Given a linked list, swap every two adjacent nodes and return its head. You must solve the problem without modifying the values in the list's nodes (i.e., only nodes themselves may be changed.)

 

Example 1:

 

Input: head = [1,2,3,4]

Output: [2,1,4,3]

 

Example 2:

Input: head = []

Output: []

 

Example 3:

Input: head = [1]

Output:[1]

 

Constraints:

• The number of nodes in the list is in the range [0, 100].

• 0 <= Node.val <= 100

Thinking

That's right, a linked list problem. Swapping part of the nodes is a popular type of questions in linked list. All we need to do is to figure out what information we need to get before each transition/swapping. In this problem, to swap a pair of nodes, we need to know the node before the pair, the pointer of the pair of nodes, and the head of the following nodes. That is 4 pointers! Then we just need to cover all the edge cases: if you want to access a pointer's next node, make sure this pointer is not nullptr, or have some measurement to deal with it.

My approach

​x
/**
 * Definition for singly-linked list.
 * struct ListNode {
 *     int val;
 *     ListNode *next;
 *     ListNode() : val(0), next(nullptr) {}
 *     ListNode(int x) : val(x), next(nullptr) {}
 *     ListNode(int x, ListNode *next) : val(x), next(next) {}
 * };
 */
class Solution {
public:
    ListNode* swapPairs(ListNode* head) {
        // Edge case 1
        if(head == nullptr) return nullptr;
        
        ListNode dummy = ListNode(0, head);
        ListNode *first = head, *second = first->next;
        ListNode *nxt, *prev = &dummy;
        
        while(second) {
            nxt = second->next;

            prev->next = second;
            second->next = first;
            first->next = nxt;

            prev = first;
            first = nxt;
            
            // Edge case 2
            second = first == nullptr ? nullptr : first->next;
        }

        return dummy.next;
    }
};

To initialize the *prev pointer, we need to have a dummy head that is prior to the *head, this makes our operation intuitive and convenient.

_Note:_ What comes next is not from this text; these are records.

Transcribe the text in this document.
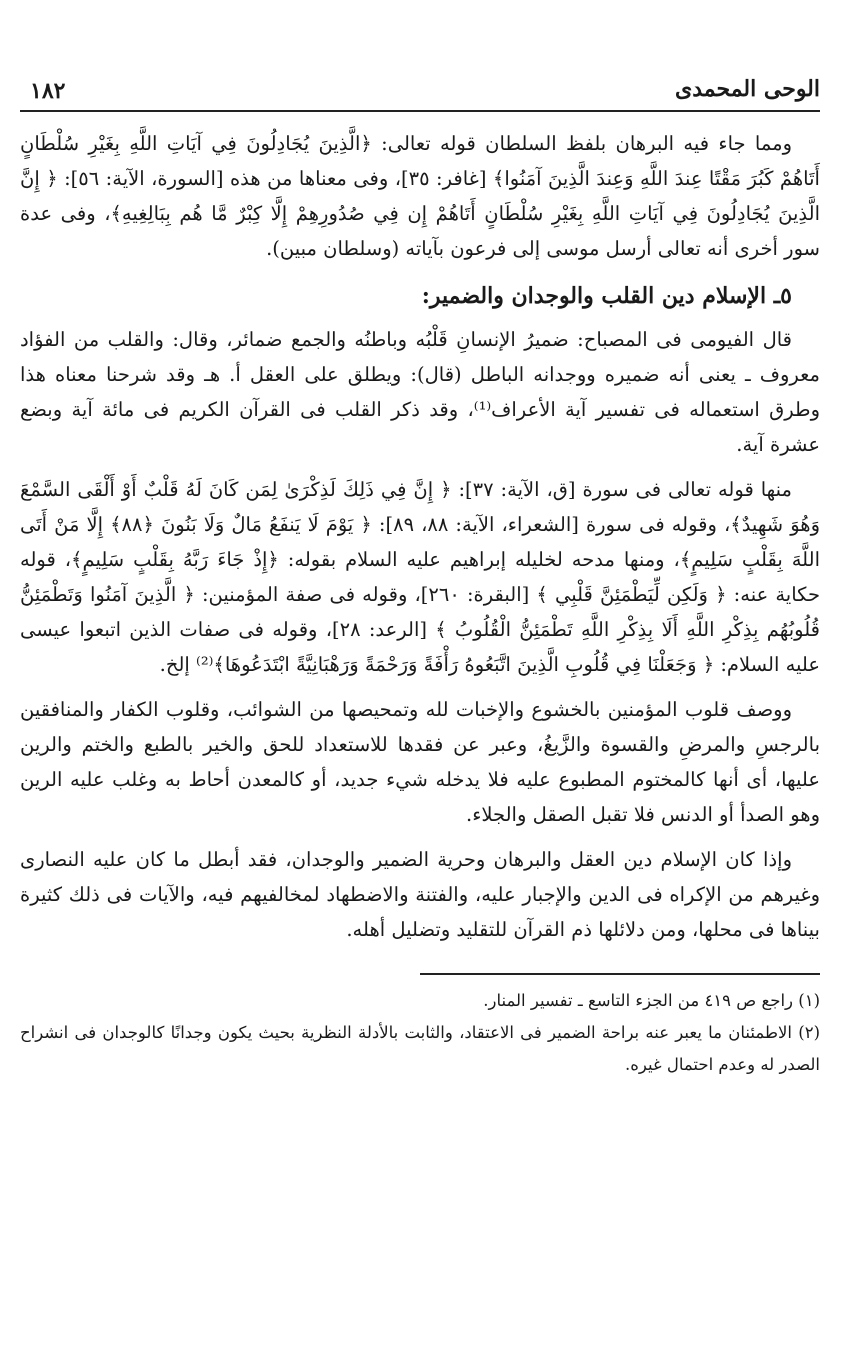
الوحى المحمدى
١٨٢

ومما جاء فيه البرهان بلفظ السلطان قوله تعالى: ﴿الَّذِينَ يُجَادِلُونَ فِي آيَاتِ اللَّهِ بِغَيْرِ سُلْطَانٍ أَتَاهُمْ كَبُرَ مَقْتًا عِندَ اللَّهِ وَعِندَ الَّذِينَ آمَنُوا﴾ [غافر: ٣٥]، وفى معناها من هذه [السورة، الآية: ٥٦]: ﴿ إِنَّ الَّذِينَ يُجَادِلُونَ فِي آيَاتِ اللَّهِ بِغَيْرِ سُلْطَانٍ أَتَاهُمْ إِن فِي صُدُورِهِمْ إِلَّا كِبْرٌ مَّا هُم بِبَالِغِيهِ﴾، وفى عدة سور أخرى أنه تعالى أرسل موسى إلى فرعون بآياته (وسلطان مبين).

٥ـ الإسلام دين القلب والوجدان والضمير:

قال الفيومى فى المصباح: ضميرُ الإنسانِ قَلْبُه وباطنُه والجمع ضمائر، وقال: والقلب من الفؤاد معروف ـ يعنى أنه ضميره ووجدانه الباطل (قال): ويطلق على العقل أ. هـ وقد شرحنا معناه هذا وطرق استعماله فى تفسير آية الأعراف⁽¹⁾، وقد ذكر القلب فى القرآن الكريم فى مائة آية وبضع عشرة آية.

منها قوله تعالى فى سورة [ق، الآية: ٣٧]: ﴿ إِنَّ فِي ذَلِكَ لَذِكْرَىٰ لِمَن كَانَ لَهُ قَلْبٌ أَوْ أَلْقَى السَّمْعَ وَهُوَ شَهِيدٌ﴾، وقوله فى سورة [الشعراء، الآية: ٨٨، ٨٩]: ﴿ يَوْمَ لَا يَنفَعُ مَالٌ وَلَا بَنُونَ ﴿٨٨﴾ إِلَّا مَنْ أَتَى اللَّهَ بِقَلْبٍ سَلِيمٍ﴾، ومنها مدحه لخليله إبراهيم عليه السلام بقوله: ﴿إِذْ جَاءَ رَبَّهُ بِقَلْبٍ سَلِيمٍ﴾، قوله حكاية عنه: ﴿ وَلَكِن لِّيَطْمَئِنَّ قَلْبِي ﴾ [البقرة: ٢٦٠]، وقوله فى صفة المؤمنين: ﴿ الَّذِينَ آمَنُوا وَتَطْمَئِنُّ قُلُوبُهُم بِذِكْرِ اللَّهِ أَلَا بِذِكْرِ اللَّهِ تَطْمَئِنُّ الْقُلُوبُ ﴾ [الرعد: ٢٨]، وقوله فى صفات الذين اتبعوا عيسى عليه السلام: ﴿ وَجَعَلْنَا فِي قُلُوبِ الَّذِينَ اتَّبَعُوهُ رَأْفَةً وَرَحْمَةً وَرَهْبَانِيَّةً ابْتَدَعُوهَا﴾⁽²⁾ إلخ.

ووصف قلوب المؤمنين بالخشوع والإخبات لله وتمحيصها من الشوائب، وقلوب الكفار والمنافقين بالرجسِ والمرضِ والقسوة والزَّيغُ، وعبر عن فقدها للاستعداد للحق والخير بالطبع والختم والرين عليها، أى أنها كالمختوم المطبوع عليه فلا يدخله شيء جديد، أو كالمعدن أحاط به وغلب عليه الرين وهو الصدأ أو الدنس فلا تقبل الصقل والجلاء.

وإذا كان الإسلام دين العقل والبرهان وحرية الضمير والوجدان، فقد أبطل ما كان عليه النصارى وغيرهم من الإكراه فى الدين والإجبار عليه، والفتنة والاضطهاد لمخالفيهم فيه، والآيات فى ذلك كثيرة بيناها فى محلها، ومن دلائلها ذم القرآن للتقليد وتضليل أهله.

(١) راجع ص ٤١٩ من الجزء التاسع ـ تفسير المنار.

(٢) الاطمئنان ما يعبر عنه براحة الضمير فى الاعتقاد، والثابت بالأدلة النظرية بحيث يكون وجدانًا كالوجدان فى انشراح الصدر له وعدم احتمال غيره.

• Edge case 1: Since I initialize *second as the first->next, I need to make sure first != nullptr.

• Edge case 2: To prepare for the next round's second, if first is nullptr, it means the list has ended. Just assign nullptr to second to stop the loop and to avoid accessing nullptr.

What I learned

1. Whenever you access the next pointer, thinking about if it is possible you access a nullptr.

2. Using dummy node.